Aufsichtsbedingungen, die mit Konfliktmanagement und internen Kontrollen verbunden sind, wurden in den Vorschlag integriert, um sicherzustellen, dass der erweiterte Zugang die Aufsicht nicht schwächt. Die diskutierten Änderungen bauen auf früheren rechtlichen Aktualisierungen auf, die bereits Krypto-Vermögenswerte in den Derivate-Rahmen Thailands integriert haben.
Regulatorische Entwicklungen
Die vom Kabinett genehmigten Änderungen des Derivategesetzes im Februar haben digitale Vermögenswerte formal als geeignete Basisinstrumente für Futures-Kontrakte anerkannt, was den Weg für Börsen und Clearing-Systeme ebnete, um Krypto-gebundene Produkte in einem regulierten Umfeld anzubieten.

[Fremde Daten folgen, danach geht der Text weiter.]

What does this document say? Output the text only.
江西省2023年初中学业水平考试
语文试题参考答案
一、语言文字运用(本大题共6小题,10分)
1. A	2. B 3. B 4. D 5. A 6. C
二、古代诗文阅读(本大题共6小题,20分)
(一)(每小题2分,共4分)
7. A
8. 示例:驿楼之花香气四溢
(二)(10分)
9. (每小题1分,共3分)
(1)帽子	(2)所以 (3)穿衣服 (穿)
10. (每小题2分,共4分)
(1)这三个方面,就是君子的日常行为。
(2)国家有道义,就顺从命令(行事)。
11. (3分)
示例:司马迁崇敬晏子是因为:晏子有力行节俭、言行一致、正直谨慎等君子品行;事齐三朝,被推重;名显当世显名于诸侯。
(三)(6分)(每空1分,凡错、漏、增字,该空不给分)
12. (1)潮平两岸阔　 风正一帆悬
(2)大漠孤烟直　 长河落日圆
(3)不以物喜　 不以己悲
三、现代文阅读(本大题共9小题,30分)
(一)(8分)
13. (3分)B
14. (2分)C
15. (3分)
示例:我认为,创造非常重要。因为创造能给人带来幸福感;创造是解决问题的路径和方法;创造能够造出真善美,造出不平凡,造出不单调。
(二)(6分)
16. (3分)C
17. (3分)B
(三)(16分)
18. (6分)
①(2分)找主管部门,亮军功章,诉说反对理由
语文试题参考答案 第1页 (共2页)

Innerhalb der sich entwickelnden Marktstruktur Thailands ist die Erleichterung der Lizenzanforderungen eng mit den Bemühungen verbunden, die Teilnahme an Derivaten zu vertiefen. Die Regulierungsbehörden haben diesen Schritt als Möglichkeit dargestellt, den Investoren mehr Werkzeuge für Hedging und Portfolio-Positionierung zu bieten und gleichzeitig lokale Praktiken mit etablierten globalen Standards in Einklang zu bringen.
Öffentliches Feedback und zukünftige Schritte
Öffentliches Feedback zu dem Vorschlag wird bis zum 20. Mai angenommen, danach wird erwartet, dass der Regulierer den Rahmen basierend auf den Rückmeldungen der Branche verfeinert.
„Wir stärken den Status von Krypto als Anlageklasse und erweitern die Investitionsmöglichkeiten“,
sagte der Generalsekretär der SEC, Pornanong Budsaratragoon.
Internationale Entwicklungen im Krypto-Derivate-Markt
Außerhalb Thailands haben Börsen weiterhin den Zugang zu Krypto-Derivaten ausgeweitet, da die Nachfrage nach gehebeltem Handel wächst. Blockchain.com hat kürzlich den Handel mit perpetual futures in seiner Selbstverwahrungs-Wallet eingeführt, was es Nutzern ermöglicht, gehebelte Positionen mit Bitcoin als Sicherheit einzunehmen, ohne Gelder auf zentralisierte Plattformen zu transferieren.
Der Zugang erstreckt sich über mehr als 190 Märkte, wobei die Hebelwirkung bis zu 40x über die Infrastruktur von Hyperliquid reicht. Kraken und Coinbase haben ebenfalls in eine ähnliche Richtung gearbeitet und in diesem Jahr perpetual futures, die an Aktien gebunden sind, für Nutzer außerhalb der USA eingeführt.
Regulatorische Signale in den USA
Kontinuierliche Handelsmodelle, die Krypto und traditionelle Vermögenswerte kombinieren, gewinnen in mehreren Jurisdiktionen an Bedeutung. In den Vereinigten Staaten haben regulatorische Signale auf mögliche Fortschritte hingewiesen. Michael Selig, ein Beamter der Commodity Futures Trading Commission, sagte im März, dass an der Ermöglichung von Krypto-perpetual futures gearbeitet wird, und bemerkte, dass Maßnahmen „innerhalb des nächsten Monats oder so“ ergriffen werden könnten.
Die Positionierung vor dieser potenziellen Genehmigung ist bereits sichtbar. Payward, die Muttergesellschaft von Kraken, hat zugestimmt, Bitnomial, eine regulierte Derivateplattform in den USA, zu erwerben, mit dem Ziel, den Zugang zu Produkten wie perpetual futures für inländische Händler zu erweitern.